Les femmes font leurs preuves

Le mouvement féministe qui se constitue en France à partir des années 1870 est caractérisé par la mixité et voit s’imposer un homme, Léon Richer, comme figure centrale. Si la place dominante des hommes fait rapidement débat parmi les militantes, ce n’est qu’à partir des années 1890 que la non-mixité apparaît. Mais loin d’incarner un féminisme radical séparatiste, elle est d’abord le fait de la frange modérée du féminisme qui émerge avec le ralliement d’associations féminines philanthropiques à la cause des droits des femmes (Klejman et Rochefort 1989, p. 103-109). La non-mixité devient dès lors une preuve des capacités et compétences politiques des femmes dans un contexte où la division sexuée des rôles réserve ces compétences aux hommes et assigne les femmes à la sphère privée. Le Congrès international des œuvres et institutions féminines, qui se tient en 1900 à Paris et inscrit durablement les associations féminines philanthropiques dans le mouvement féministe, fait ainsi le choix de comités d’organisation exclusivement féminins pour « prouver encore que les femmes jouissaient aussi des mêmes facultés organisatrices [2] ». La création du Conseil national des femmes françaises (CNFF) en 1901, réservé aux femmes et regroupant toutes les tendances du féminisme, de la branche philanthropique et modérée à la plus radicale, mais dominé par la première, consacre ainsi durablement la pratique de la non-mixité au cours de la Troisième République [3].

C’est donc principalement sous l’influence du féminisme modéré que la non-mixité se diffuse comme une pratique militante féministe légitime. Ainsi, à partir des années 1910, la majorité des associations féministes continuent d’accepter les hommes mais réservent les fonctions dirigeantes aux femmes. La non-mixité sous la Troisième République permet donc de faire la preuve des capacités des femmes à organiser un mouvement politique et à être des actrices politiques. Mais elle se charge aussi progressivement d’une deuxième signification : elle garantit aux femmes le contrôle politique de leur lutte. En instaurant la non-mixité (a minima) de la direction des associations, les militantes s’assurent en effet l’autonomie de définition des revendications et des stratégies. Le contrôle politique du mouvement par les femmes joue par exemple un rôle crucial dans la mise à l’agenda de la revendication du droit de vote et d’éligibilité des femmes au sein des mouvements féministes (Jacquemart 2017). Tandis que de nombreux hommes, au premier rang desquels Léon Richer, préconisaient d’attendre la réforme du Code civil napoléonien avant de revendiquer le droit de vote, le contrôle des associations féministes par les femmes au début du XXe siècle est l’occasion de la mise à l’agenda de la revendication suffragiste dans l’ensemble du mouvement féministe.

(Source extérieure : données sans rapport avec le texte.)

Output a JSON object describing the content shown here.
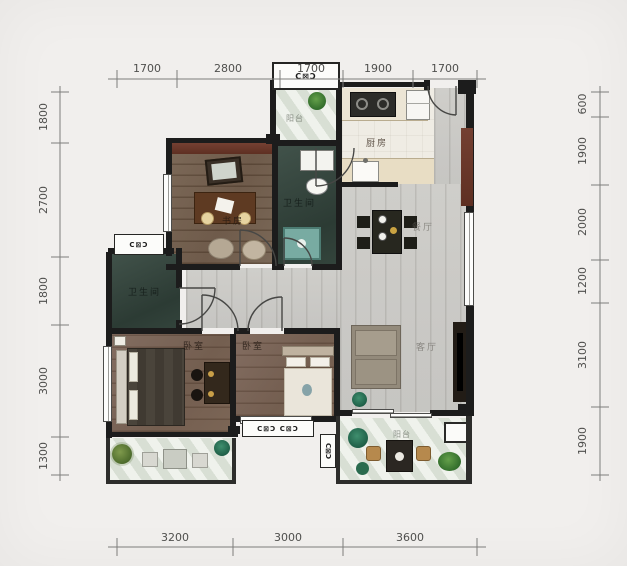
{
  "title": "三室两厅户型图",
  "dimensions": {
    "top": [
      "1700",
      "2800",
      "1700",
      "1900",
      "1700"
    ],
    "left": [
      "1800",
      "2700",
      "1800",
      "3000",
      "1300"
    ],
    "right": [
      "600",
      "1900",
      "2000",
      "1200",
      "3100",
      "1900"
    ],
    "bottom": [
      "3200",
      "3000",
      "3600"
    ]
  },
  "rooms": {
    "study": {
      "label": "书房"
    },
    "bathroom_main": {
      "label": "卫生间"
    },
    "bathroom_second": {
      "label": "卫生间"
    },
    "kitchen": {
      "label": "厨房"
    },
    "dining": {
      "label": "餐厅"
    },
    "living": {
      "label": "客厅"
    },
    "bedroom_left": {
      "label": "卧室"
    },
    "bedroom_middle": {
      "label": "卧室"
    },
    "balcony_service": {
      "label": "阳台"
    },
    "balcony_main": {
      "label": "阳台"
    }
  },
  "window_tags": {
    "top": "C⊠Ɔ",
    "left": "C⊠Ɔ",
    "bottom": "C⊠Ɔ C⊠Ɔ",
    "side": "C⊠Ɔ"
  },
  "colors": {
    "wall": "#1c1c1c",
    "feature_wall": "#6b382a",
    "wood_brown": "#74604e",
    "wood_gray": "#c8c7c3",
    "bath_teal": "#32423b",
    "balcony_pale": "#e2e7dd",
    "background": "#f1efed"
  }
}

Figure 1. Déléguées aux États généraux du féminisme organisé par le Conseil national des femmes françaises, Paris, 1929

Source : La Revue mondaine illustrée, 1929.

« On est pour les femmes »

Largement affaibli à partir de 1945, le mouvement féministe est de facto un mouvement de femmes jusqu’aux années 1960, sans que la non-mixité ne soit revendiquée. En revanche, l’émergence d’une nouvelle génération féministe à partir de 1970 s’accompagne d’une théorisation de la non-mixité comme une garantie de contrôle des femmes sur le mouvement mais aussi comme un support de libération individuelle et collective. En effet, les militantes du Mouvement de libération des femmes (MLF) privilégient d’abord les groupes de parole entre femmes (Charpenel 2016) comme levier de politisation : « quand 25 millions de femmes ont le même problème, il cesse d’être individuel [4] ». Mais le choix de la non-mixité est aussi le fruit d’expériences militantes passées marquées par la monopolisation du pouvoir par les hommes et la marginalisation des femmes : dans les groupes d’extrême gauche qui se constituent au fil des années 1960 et pendant les mobilisations de mai-juin 1968 (Zancarini-Fournel 2002), les femmes sont reléguées à des tâches subalternes (principalement d’organisation matérielle de la vie militante), délégitimées dans leurs prises de parole et écartées des lieux de décision.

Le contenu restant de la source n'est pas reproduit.